- As Del Mar sets to open, Belmont enters its final week before NYRA moves to Saratoga for what could be its next-to next-to-last meeting there before losing the franchise as many expect. Bill Mott has an edge of 20-19 over Juan Rodriguez for the training title, and Todd Pletcher. Mike Hushion and Christophe Clement, with 17 wins each, still have a shot. [Daily Racing Form] Juan Rodriguez is the NY assistant trainer to Richard Dutrow, currently serving his drug suspension. If he goes on to win, it could call more attention to those proposals in Kentucky to suspend the horses; a concept that seems to be making more and more sense.
Dutrow has a propensity to do some unconventional things especially when it comes to running horses back on short rest. So when one of his surrogates pulls such a move, it’s clear that Dutrow is lurking on the dugout steps calling the shots and that his suspension is a farce. This reached an extreme this past weekend when his Golden Man, in the care of his brother Anthony (on Sunday anyway), ran third in the G3 Long Branch at Monmouth on Saturday, and then the very next day rallied past High Limit for second in the G3 Leonard Richards.
"The trainer chose to run him and we allowed him to run," said longtime racing official and Delaware steward Dennis Lima. "I've seen it before. I’ve seen a horse run twice a day in Rhode Island years before. Back in the days of Narragansett Park and Lincoln Downs."I wonder how many people who bet on the race actually knew that Golden Man had run the day before?
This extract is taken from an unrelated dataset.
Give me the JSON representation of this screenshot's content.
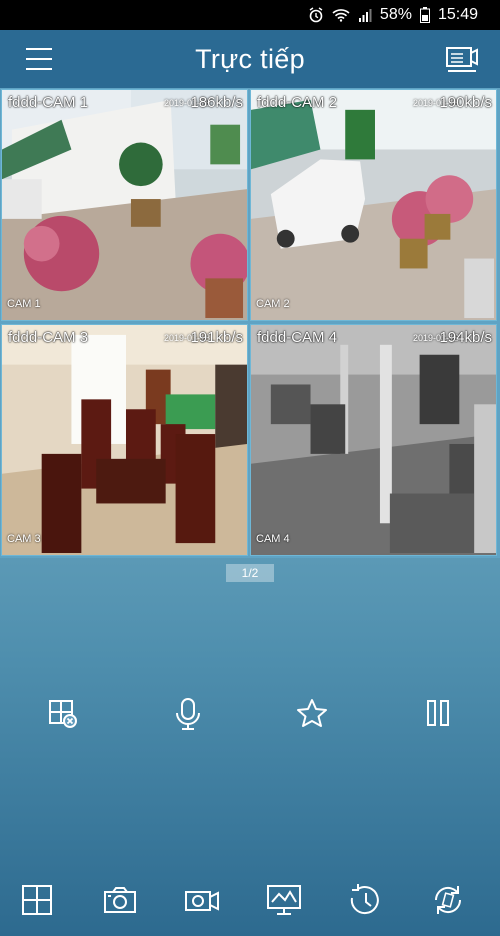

The Form of course did not have the race in their print edition, at the very least; in fact, the Form didn’t even have that note that he’d been entered in another race you usually see. (Right above him in the past performances is Papi Chullo, with the note “Entered 15Jul05-5BEL.”) Though Delaware Park’s racing secretary said that they “had to put out a new [past performance] on this horse,” I would lay odds that many people who wagered had no clue, and that at least a few bettors were taken by surprise when the Delaware race caller referred to the feat as Golden Man rallied to take the place.
Tom Gilcoyne, retired historian at the National Racing Museum and Hall of Fame, pointed out that Rushaway won the 1936 Illinois Derby and Latonia Derby on back-to-back days.
"Before [being] completely cooled out, he was vanned 40 miles into Chicago and left there that evening for Cincinnati, Ohio, which he reached early next morning and was hurried across the Ohio River to the Latonia course," historian John Hervey wrote of Rushaway in the 1937 book, ‘Racing In America.’ "At five that afternoon, in the Latonia Derby worth $12,125, he polished off Holyrood, the favorite, and all the rest of the field in summary style. He ended five lengths ahead. The next morning he awoke to find himself famous. Rushaway has never won a race of importance since then." [Thoroughbred Times ]
- Trainer Scott Lake must be glad to see the Belmont meeting come to an end; it’s been a tough go with just 5 wins to his credit. However, at Delaware it’s a different story. Lake is by far the leading trainer there, with 44 wins; his closest competitor Michael Pino, has 31. Lake is doing it with sheer numbers though; he has by far the most starts with 160 to Pino’s 97! Of course, the disparity between his winning acumen at each track will only increase the suspicions regarding his methods since his troubles at Belmont correspond with the imposition of the prerace detention procedures.